PT Indonesia Asahan Aluminium, a state-owned miner, looking fresh funds from global bond market - Photo by Industry Ministry

JAKARTA (TheInsiderStories) PT Indonesia Asahan Aluminium (MIND ID), a state-owned miner, looking fresh funds from global bond market. The proposed senior notes get Baa2 with outlook negative from Moody’s Investors Service.

The proceeds from the bond issuances will use to acquire 20 percent shares of other mining companies, PT Vale Indonesia Tbk (IDX: INCO), and refinance outstanding indebtedness of the group. Earlier, CEO of MIND ID, Orias Petrus Moedak, said the company needs around US$500 million for the acquisition plans.

According to Moody’s, the Baa2 rating on the proposed notes is in line with the MIND ID‘ issuer rating and the agency rating on the company’ existing senior unsecured bonds.

“The proposed bond issuance will fund its planned acquisition of a  20 – 25 percent stake in Vale Indonesia, refinance debt at Inalum and its  subsidiaries and lengthen its debt maturity profile,” says Nidhi Dhruv, an analyst from Moody’s.

Still, its expects the company with “nickname” Inalum’ weaker financial performance amid weak commodity prices, coupled with the proposed debt-funded acquisition of a stake in INCO, will drive consolidated debt levels to around $6.5 billion, and gross adjusted leverage to 8.0x in 2020 from 6.2x in 2019.

Moody’s expects leverage to remain elevated at 8.0x – 8.5x through 2022, until PT Freeport Indonesia (PTFI) starts paying meaningful dividends which will improve the group’ consolidated EBITDA.

“We do not expect any reduction in the group’s absolute debt levels through 2022,” he noted.

Inalum owns 51.2 percent (beneficial equity limited to 41.2 percent) of PTFI, which operates the world’ second largest copper mine and largest gold mine at Grasberg, West Papua. The development of the underground mine is progressing as per plan, although Moody’s expects PTFI to start contributing material dividends only from 2022 – 2023.

“Although debt levels will rise at the holding company level, the additional interest expense can be serviced with dividends upstreamed primarily from its 66 percent-owned coal subsidiary, PT Bukit Asam Tbk (IDX: PTBA),” adds Dhruv.

Moody’s expects Bukit Asam, will account for over 90 percent of dividends Inalum receives from its subsidiaries. The other subsidiaries. PT Aneka Tambang Tbk (IDX: ANTM) and PT Timah Tbk (IDX: TINS), which are also 65 percent-owned, are relatively small, financially weaker and unlikely to upstream a meaningful amount of dividends.

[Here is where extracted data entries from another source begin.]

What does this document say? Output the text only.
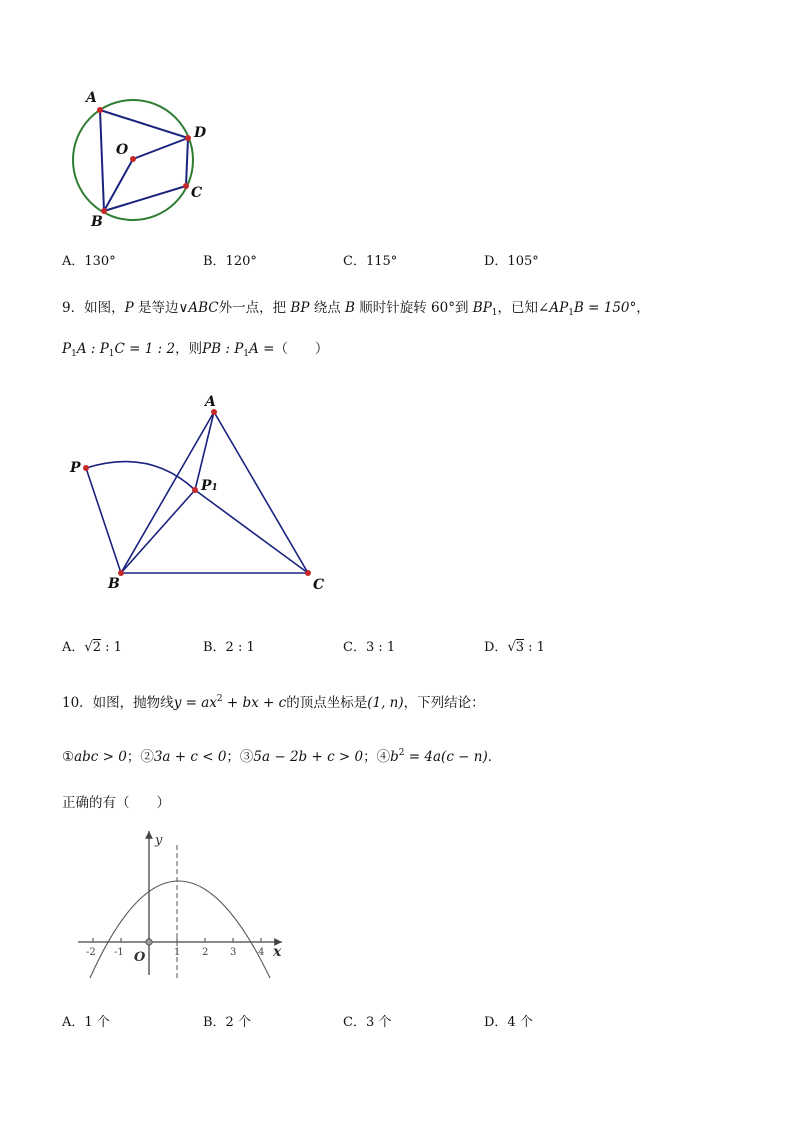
A
D
O
C
B
A．130°	B．120°	C．115°	D．105°
9．如图，P 是等边∨ABC外一点，把 BP 绕点 B 顺时针旋转 60°到 $BP_1$，已知$\angle AP_1B = 150^\circ$，
$P_1A$ : $P_1C = 1$ : 2，则PB : $P_1A$ =（　　）
A
P
P1
B	C
A．√2 : 1	B．2 : 1	C．3 : 1	D．√3 : 1
10．如图，抛物线$y = ax^2$ + bx + c的顶点坐标是(1, n)，下列结论：
①abc > 0；②3a + c < 0；③5a − 2b + c > 0；$④b^2 = 4a(c - n)$．
正确的有（　　）
-2 -1	1 2 3 4
y
x
O
A．1 个	B．2 个	C．3 个	D．4 个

Moody’s expects support from the government, if required, will flow to MIND ID directly as opposed to the operating subsidiaries. The miner’ liquidity is weak, and its cash sources will not be sufficient to meet capital expenditure requirements across the group and debt maturities of $1.0 billion at the holding company over the next 12 – 18 months.

Nevertheless, refinancing risk is low given the company’s government ownership and access to the bank and bond markets. As such, Moody’s expects Inalum to refinance in a timely manner.

MIND ID is the government-appointed holding company for mining state-owned entities. It is responsible for managing the country’s mineral reserves and developing Indonesia’ downstream industry. The government also appoints board-level staff at the firm and plays a key role in Inalum’ budget planning, investments and financing decisions.

MIND ID was established in 1976 and is Indonesia’s only producer of aluminium ingot. Inalum is also a miner and processor of coal, gold, tin, nickel, and bauxite, with its operations also including aluminum smelting and production.

In 2017, Inalum was appointed by the government as the holding company for the state’ mining assets, and has transferred its equity interests in Aneka Tambang, Bukit Asam, Timah and PTFI to the company. The miner is 100 percent owned by the government through the ministry of state own enterprises.